Condoleezza Rice says U.S. is safer today than it was on 9/11

Condoleezza Rice says U.S. is safer now than it was on 9/11

The U.S. is safer today than it was 20 years ago, but it's not out of the woods, Condoleezza Rice said on the eve of the anniversary of the 9/11 terror attacks. 

"We are safer than we were on September 11, 2001, but we're not yet safe," Rice told "CBS Evening News" anchor and managing editor Norah O'Donnell on Friday. 

"We gave ourselves 20 years of peace when there was not another attack of anything like that scale where we developed intelligence assets on the ground," she continued. "But of course, it sad that on this day, the Taliban is back in Afghanistan and in control. I don't think it had to be that way, but it's bittersweet." 

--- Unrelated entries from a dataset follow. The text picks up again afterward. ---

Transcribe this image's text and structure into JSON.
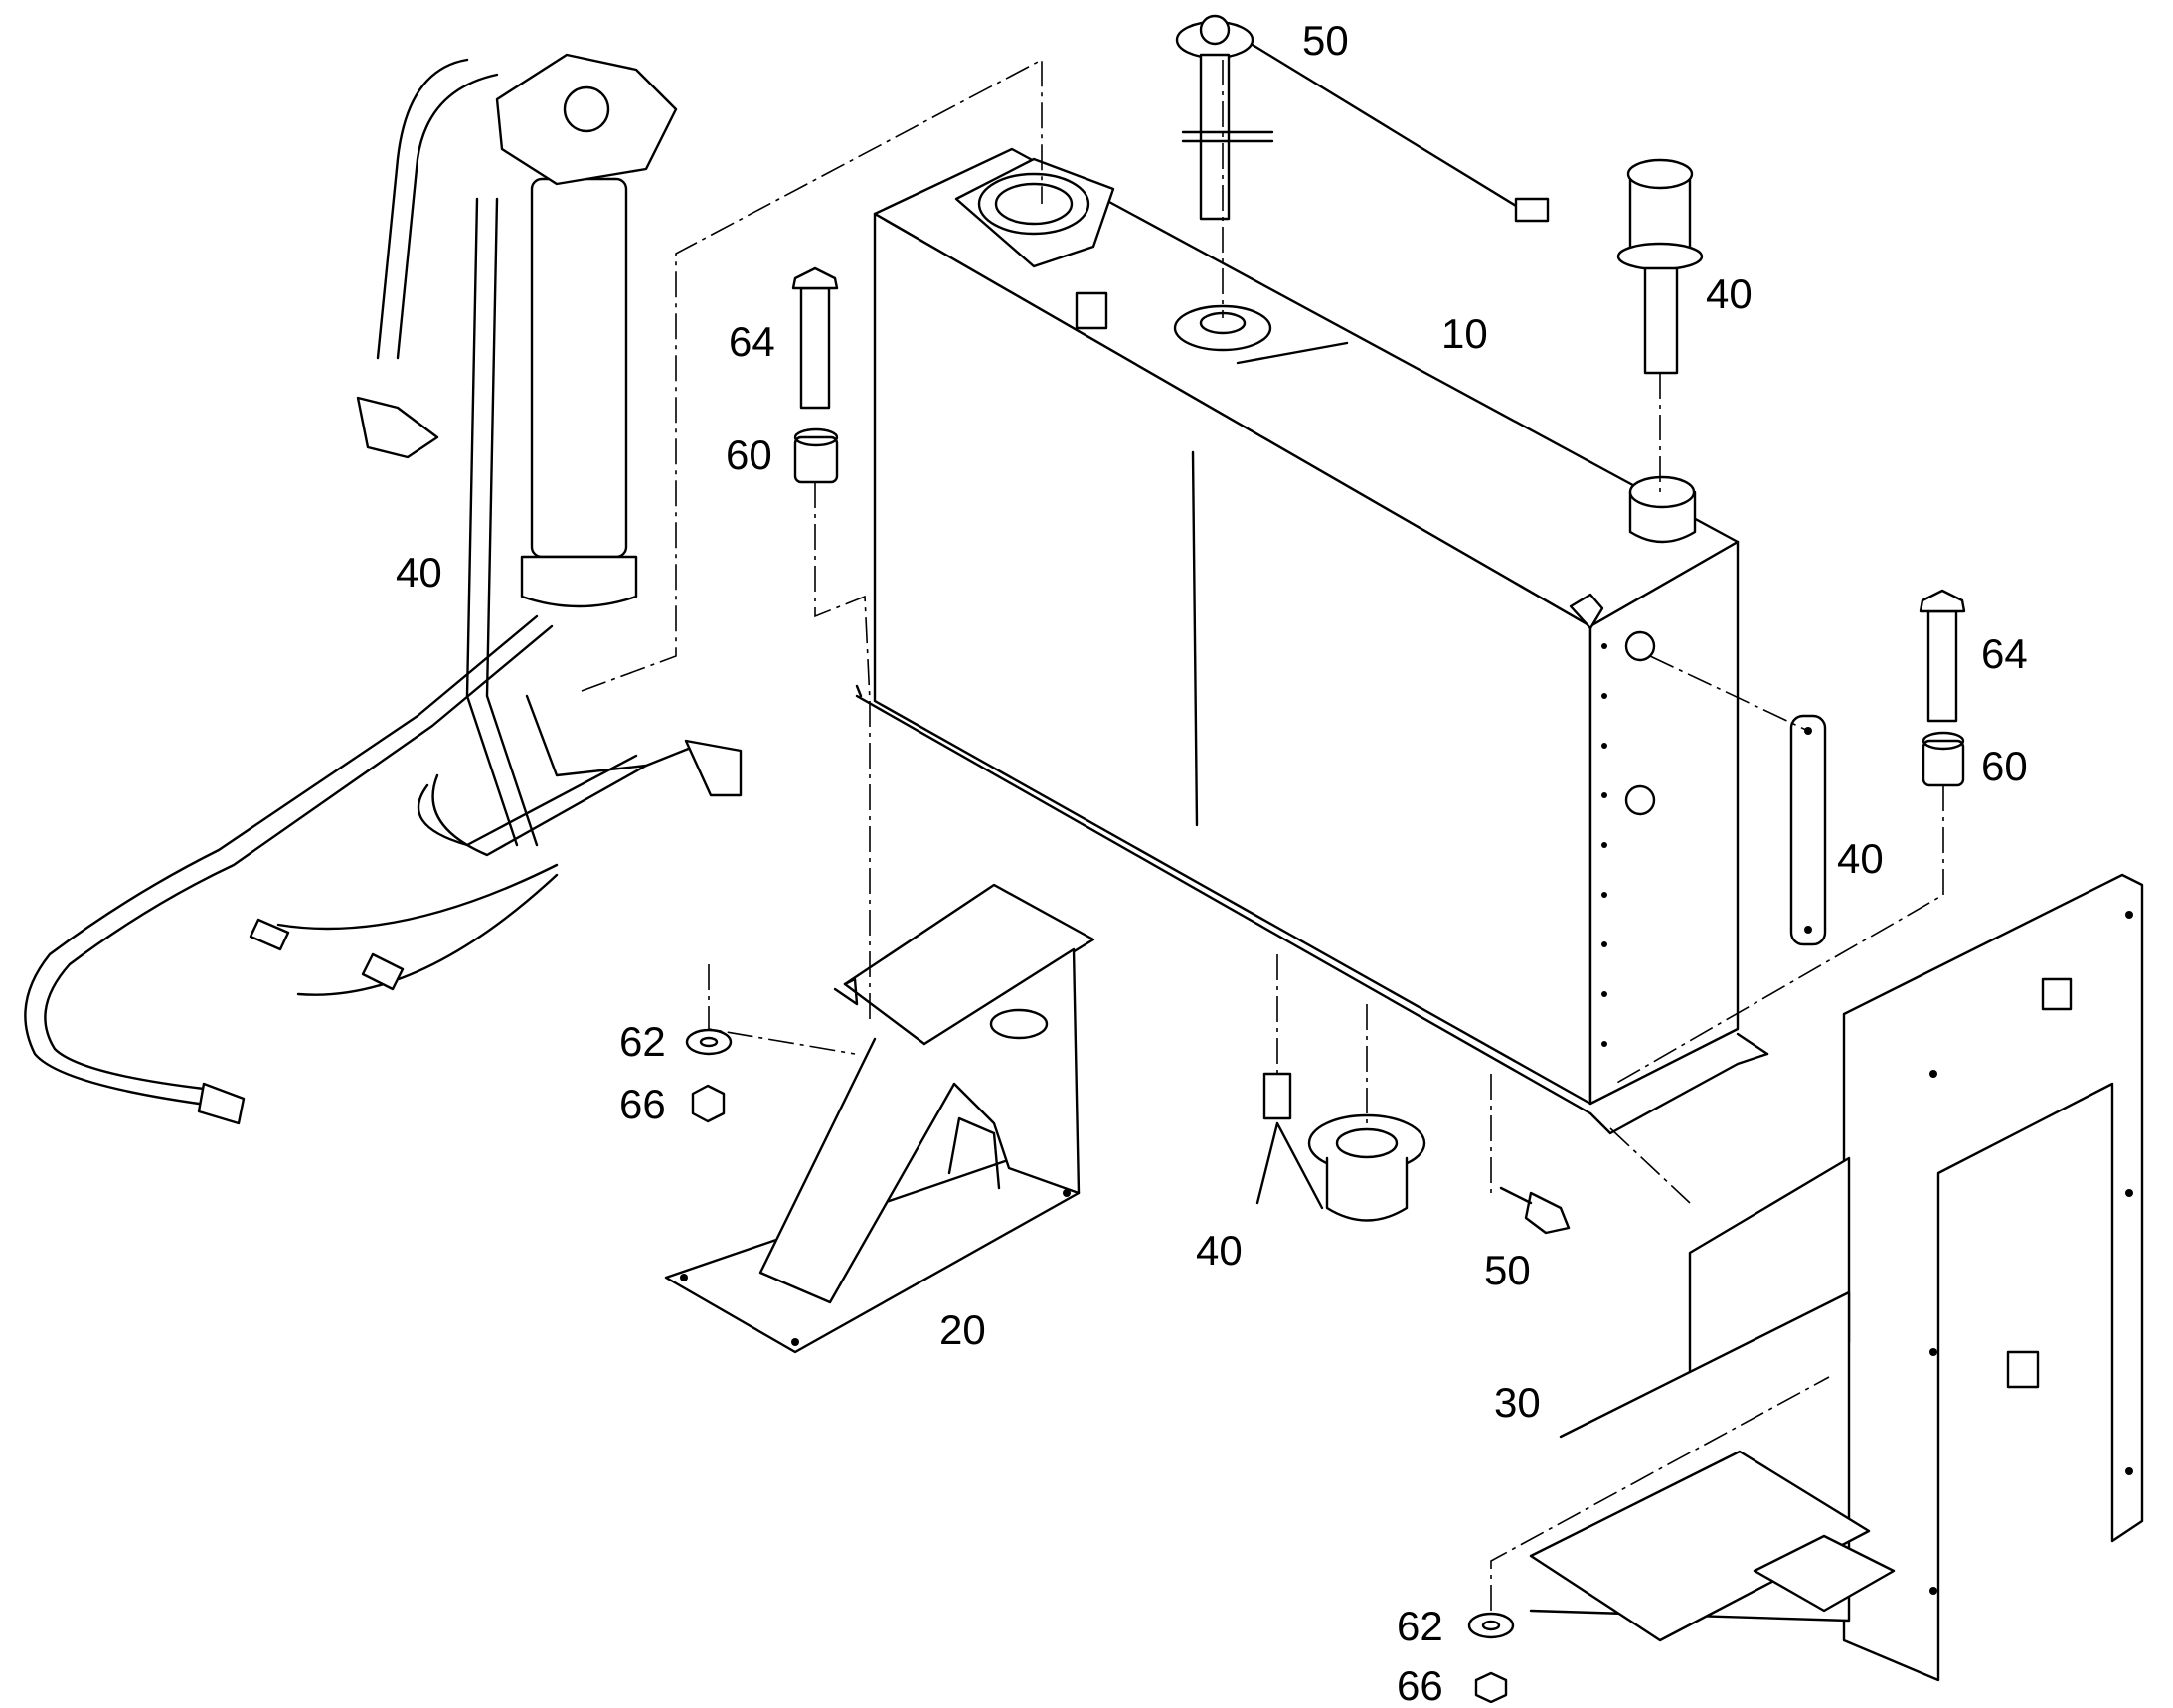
{
  "callouts": [
    {
      "id": "c50top",
      "text": "50"
    },
    {
      "id": "c40gauge",
      "text": "40"
    },
    {
      "id": "c10",
      "text": "10"
    },
    {
      "id": "c64left",
      "text": "64"
    },
    {
      "id": "c60left",
      "text": "60"
    },
    {
      "id": "c40filter",
      "text": "40"
    },
    {
      "id": "c64right",
      "text": "64"
    },
    {
      "id": "c60right",
      "text": "60"
    },
    {
      "id": "c40sight",
      "text": "40"
    },
    {
      "id": "c62left",
      "text": "62"
    },
    {
      "id": "c66left",
      "text": "66"
    },
    {
      "id": "c40drain",
      "text": "40"
    },
    {
      "id": "c50bottom",
      "text": "50"
    },
    {
      "id": "c20",
      "text": "20"
    },
    {
      "id": "c30",
      "text": "30"
    },
    {
      "id": "c62right",
      "text": "62"
    },
    {
      "id": "c66right",
      "text": "66"
    }
  ]
}
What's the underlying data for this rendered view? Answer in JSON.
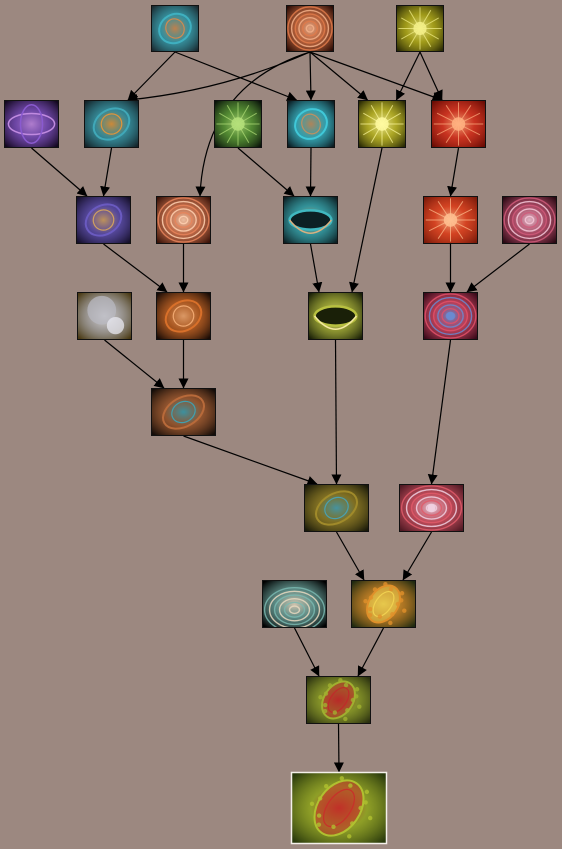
{
  "diagram": {
    "type": "fractal-genealogy-graph",
    "colors": {
      "background": "#9c8880",
      "edge": "#000000",
      "node_border": "#111111",
      "final_border": "#f4f0ea"
    },
    "nodes": [
      {
        "id": "n01",
        "name": "thumb-teal-swirl",
        "bg": "#1a2a30",
        "c1": "#3fb0c0",
        "c2": "#d08a50",
        "motif": "lens"
      },
      {
        "id": "n02",
        "name": "thumb-orange-oval",
        "bg": "#2a0c06",
        "c1": "#e07a4a",
        "c2": "#f3b08a",
        "motif": "rings"
      },
      {
        "id": "n03",
        "name": "thumb-yellow-glow",
        "bg": "#2a2a06",
        "c1": "#c8c020",
        "c2": "#f4f08a",
        "motif": "burst"
      },
      {
        "id": "n04",
        "name": "thumb-purple-orbit",
        "bg": "#140820",
        "c1": "#8a5ad0",
        "c2": "#c08ae0",
        "motif": "orbit"
      },
      {
        "id": "n05",
        "name": "thumb-teal-orange-lens",
        "bg": "#14242a",
        "c1": "#40a8b8",
        "c2": "#e0943a",
        "motif": "lens"
      },
      {
        "id": "n06",
        "name": "thumb-green-spark",
        "bg": "#0a140a",
        "c1": "#6ab040",
        "c2": "#b4e07a",
        "motif": "burst"
      },
      {
        "id": "n07",
        "name": "thumb-cyan-lens",
        "bg": "#0c1c22",
        "c1": "#40c8d8",
        "c2": "#c09060",
        "motif": "lens"
      },
      {
        "id": "n08",
        "name": "thumb-yellow-flare",
        "bg": "#2a2a04",
        "c1": "#d8d030",
        "c2": "#fffaa0",
        "motif": "burst"
      },
      {
        "id": "n09",
        "name": "thumb-red-flare",
        "bg": "#6a0c04",
        "c1": "#e8402a",
        "c2": "#ffb080",
        "motif": "burst"
      },
      {
        "id": "n10",
        "name": "thumb-purple-lens",
        "bg": "#16102a",
        "c1": "#6a5ac0",
        "c2": "#d0a060",
        "motif": "lens"
      },
      {
        "id": "n11",
        "name": "thumb-orange-rings",
        "bg": "#3a140a",
        "c1": "#e8845a",
        "c2": "#ffd0b0",
        "motif": "rings"
      },
      {
        "id": "n12",
        "name": "thumb-cyan-bowl",
        "bg": "#0c2024",
        "c1": "#40b8c0",
        "c2": "#d8b080",
        "motif": "bowl"
      },
      {
        "id": "n13",
        "name": "thumb-red-burst",
        "bg": "#7a1a0a",
        "c1": "#f0502a",
        "c2": "#ffc090",
        "motif": "burst"
      },
      {
        "id": "n14",
        "name": "thumb-pink-rings",
        "bg": "#2a0a14",
        "c1": "#d05a7a",
        "c2": "#f4c8d8",
        "motif": "rings"
      },
      {
        "id": "n15",
        "name": "thumb-silver-orbs",
        "bg": "#4a3a14",
        "c1": "#b8b8c0",
        "c2": "#e8e8f0",
        "motif": "orbs"
      },
      {
        "id": "n16",
        "name": "thumb-orange-lens",
        "bg": "#1a0c06",
        "c1": "#d8702a",
        "c2": "#f0a870",
        "motif": "lens"
      },
      {
        "id": "n17",
        "name": "thumb-green-maw",
        "bg": "#1a2008",
        "c1": "#b8c040",
        "c2": "#f4e8a0",
        "motif": "bowl"
      },
      {
        "id": "n18",
        "name": "thumb-pink-target",
        "bg": "#3a0a1a",
        "c1": "#e0506a",
        "c2": "#6a8ad0",
        "motif": "target"
      },
      {
        "id": "n19",
        "name": "thumb-bronze-lens",
        "bg": "#140c08",
        "c1": "#b86a3a",
        "c2": "#40a0b0",
        "motif": "lens"
      },
      {
        "id": "n20",
        "name": "thumb-olive-lens",
        "bg": "#1a1a0a",
        "c1": "#a08a2a",
        "c2": "#4aa0b0",
        "motif": "lens"
      },
      {
        "id": "n21",
        "name": "thumb-rose-target",
        "bg": "#501a24",
        "c1": "#e05a6a",
        "c2": "#f0d0e0",
        "motif": "target"
      },
      {
        "id": "n22",
        "name": "thumb-dome",
        "bg": "#000000",
        "c1": "#7ab8b0",
        "c2": "#e8d8c0",
        "motif": "dome"
      },
      {
        "id": "n23",
        "name": "thumb-star-lens",
        "bg": "#202a10",
        "c1": "#e0902a",
        "c2": "#f0d050",
        "motif": "leaf"
      },
      {
        "id": "n24",
        "name": "thumb-green-leaf",
        "bg": "#2a3010",
        "c1": "#a0b030",
        "c2": "#c02a2a",
        "motif": "leaf"
      },
      {
        "id": "n25",
        "name": "thumb-final-leaf",
        "bg": "#2a3a0c",
        "c1": "#b0c030",
        "c2": "#c8302a",
        "motif": "leaf",
        "final": true
      }
    ],
    "edges": [
      [
        "n01",
        "n05"
      ],
      [
        "n01",
        "n07"
      ],
      [
        "n02",
        "n05"
      ],
      [
        "n02",
        "n07"
      ],
      [
        "n02",
        "n08"
      ],
      [
        "n02",
        "n09"
      ],
      [
        "n02",
        "n11"
      ],
      [
        "n03",
        "n08"
      ],
      [
        "n03",
        "n09"
      ],
      [
        "n04",
        "n10"
      ],
      [
        "n05",
        "n10"
      ],
      [
        "n06",
        "n12"
      ],
      [
        "n07",
        "n12"
      ],
      [
        "n09",
        "n13"
      ],
      [
        "n10",
        "n16"
      ],
      [
        "n11",
        "n16"
      ],
      [
        "n12",
        "n17"
      ],
      [
        "n08",
        "n17"
      ],
      [
        "n13",
        "n18"
      ],
      [
        "n14",
        "n18"
      ],
      [
        "n15",
        "n19"
      ],
      [
        "n16",
        "n19"
      ],
      [
        "n19",
        "n20"
      ],
      [
        "n17",
        "n20"
      ],
      [
        "n18",
        "n21"
      ],
      [
        "n20",
        "n23"
      ],
      [
        "n21",
        "n23"
      ],
      [
        "n22",
        "n24"
      ],
      [
        "n23",
        "n24"
      ],
      [
        "n24",
        "n25"
      ]
    ]
  }
}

Rice, the former national security adviser to President George W. Bush, cast doubt on the notion that the Taliban has changed in the last two decades and expressed concern that the group could allow al-Qaeda to rebuild itself in Afghanistan. 

"I don't believe that this is a new Taliban. They've never broken their bonds with al-Qaeda. We know that they're still deeply integrated. And so I think we have a real security challenge ahead of us to both keep an eye on and to degrade those capabilities without forces on the ground." 

If al-Qaeda reestablishes itself, she said, "then we've got a different kind of terrorist threat than we have currently." 

Rice was inside the White House on the day of the attacks. Reflecting on the tragedy, she said she wished the CIA and FBI had been "organized differently" so that it could better coordinate against threats. 

"Anybody who was in a position of authority on that day does feel remorse for what happened, that we could have seen it coming," she said. "I still believe that we did everything that we knew to do on that day. But by definition, we didn't know enough."